September 11, 2008 / 5:12 PM / 10 years ago

Fish and swimmers thrive in cleaner Danube

VIENNA (Reuters) - Swimmers can enjoy most parts of the Danube and diners can savor its fish after a major cleanup, but Europe’s second-longest river still suffers serious pollution near some major cities, a report showed on Thursday.

Serb swimmers jump into the cold water of the Danube river in an attempt to retrieve a wooden cross during Epiphany celebrations in Belgrade January 19, 2007. REUTERS/Marko Djurica

Flowing some 2,850 km (1,770 miles) from Germany’s Black Forest to the Black Sea off Romania, the Danube has shown good overall improvement since 2001, said the report by the International Commission for the Protection of the Danube River (ICPDR).

It said plants were flourishing in previously polluted flood plains near Vienna and in the Danube delta, while swimmers could take to its waters between major cities.
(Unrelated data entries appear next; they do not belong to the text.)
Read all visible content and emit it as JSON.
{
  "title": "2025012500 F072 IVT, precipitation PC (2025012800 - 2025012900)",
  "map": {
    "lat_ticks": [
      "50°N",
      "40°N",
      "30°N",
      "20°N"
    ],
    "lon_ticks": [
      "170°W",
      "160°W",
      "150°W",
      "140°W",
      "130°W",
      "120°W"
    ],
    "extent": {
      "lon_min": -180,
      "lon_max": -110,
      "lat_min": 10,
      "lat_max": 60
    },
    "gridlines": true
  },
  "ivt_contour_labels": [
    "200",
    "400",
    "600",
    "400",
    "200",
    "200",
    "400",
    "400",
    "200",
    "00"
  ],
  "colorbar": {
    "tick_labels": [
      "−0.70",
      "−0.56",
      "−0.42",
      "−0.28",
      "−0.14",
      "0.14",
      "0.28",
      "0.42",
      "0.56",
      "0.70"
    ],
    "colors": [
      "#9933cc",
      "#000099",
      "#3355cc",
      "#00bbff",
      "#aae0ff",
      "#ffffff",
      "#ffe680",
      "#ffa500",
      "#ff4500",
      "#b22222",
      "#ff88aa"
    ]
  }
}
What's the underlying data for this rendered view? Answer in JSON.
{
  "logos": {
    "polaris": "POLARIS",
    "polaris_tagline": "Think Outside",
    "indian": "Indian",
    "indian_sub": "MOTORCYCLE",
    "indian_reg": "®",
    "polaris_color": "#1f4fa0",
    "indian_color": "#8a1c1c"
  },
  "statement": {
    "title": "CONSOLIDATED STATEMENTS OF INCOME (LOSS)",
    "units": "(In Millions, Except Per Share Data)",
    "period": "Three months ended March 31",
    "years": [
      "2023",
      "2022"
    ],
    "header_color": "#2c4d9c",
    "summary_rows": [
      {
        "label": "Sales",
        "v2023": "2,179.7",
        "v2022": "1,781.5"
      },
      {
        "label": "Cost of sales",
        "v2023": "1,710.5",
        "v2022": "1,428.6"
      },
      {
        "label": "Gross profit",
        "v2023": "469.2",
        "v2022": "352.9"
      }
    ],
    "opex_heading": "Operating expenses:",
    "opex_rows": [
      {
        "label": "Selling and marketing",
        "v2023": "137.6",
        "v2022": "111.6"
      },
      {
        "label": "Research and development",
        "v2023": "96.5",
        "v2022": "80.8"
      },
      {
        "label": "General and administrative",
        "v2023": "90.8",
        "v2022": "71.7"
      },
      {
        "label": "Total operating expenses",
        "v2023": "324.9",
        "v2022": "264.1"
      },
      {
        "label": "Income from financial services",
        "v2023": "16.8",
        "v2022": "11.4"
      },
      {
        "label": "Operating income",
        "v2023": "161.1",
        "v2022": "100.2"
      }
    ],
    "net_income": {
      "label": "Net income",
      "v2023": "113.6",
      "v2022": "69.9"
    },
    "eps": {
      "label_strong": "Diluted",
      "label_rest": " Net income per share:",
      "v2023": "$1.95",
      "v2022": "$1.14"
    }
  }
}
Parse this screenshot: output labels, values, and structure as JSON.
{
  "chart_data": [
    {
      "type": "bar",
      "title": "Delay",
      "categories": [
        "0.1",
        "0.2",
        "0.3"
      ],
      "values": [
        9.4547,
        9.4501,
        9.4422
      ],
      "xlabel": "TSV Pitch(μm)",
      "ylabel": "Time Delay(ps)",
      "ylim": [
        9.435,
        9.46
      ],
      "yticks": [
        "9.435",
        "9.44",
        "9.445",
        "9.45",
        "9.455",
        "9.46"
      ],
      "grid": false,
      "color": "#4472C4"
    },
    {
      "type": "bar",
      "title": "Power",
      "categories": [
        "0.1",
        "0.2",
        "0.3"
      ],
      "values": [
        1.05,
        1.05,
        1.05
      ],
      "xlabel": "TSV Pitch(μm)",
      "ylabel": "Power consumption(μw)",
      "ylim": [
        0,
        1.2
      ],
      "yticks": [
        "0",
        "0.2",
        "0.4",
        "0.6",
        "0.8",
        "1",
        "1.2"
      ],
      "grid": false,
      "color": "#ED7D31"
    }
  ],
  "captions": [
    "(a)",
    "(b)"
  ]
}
But dirty waters still prevailed in Budapest, Belgrade and Bucharest.

“It’s best to swim away from the big centers with over one million people,” said Igor Liskea, who managed the ICPDR report.

“In Vienna, you wouldn’t die if you swam in it, you wouldn’t get very ill, but it’s not advisable.” Germany and Austria have been especially good at keeping the waters clear, he said.

Waste-water treatment projects and the phasing out of certain industrial chemicals had helped improve water quality.

But because such projects are slow and costly, they can take a long time to have an impact and must be accelerated in polluted areas to save plant and animal life, Liskea added.

The second-longest European river after the Volga in Russia, the Danube flows through four national capitals — more than any other in the world — and is the source of drinking water for millions of Europeans.

The Danube, which became badly polluted in the mid 20th century, was also the inspiration for the famous waltz composed by Austrian Johann Strauss as he was traveling downriver - “An der schoenen, blauen Donau” (On the Beautiful Blue Danube).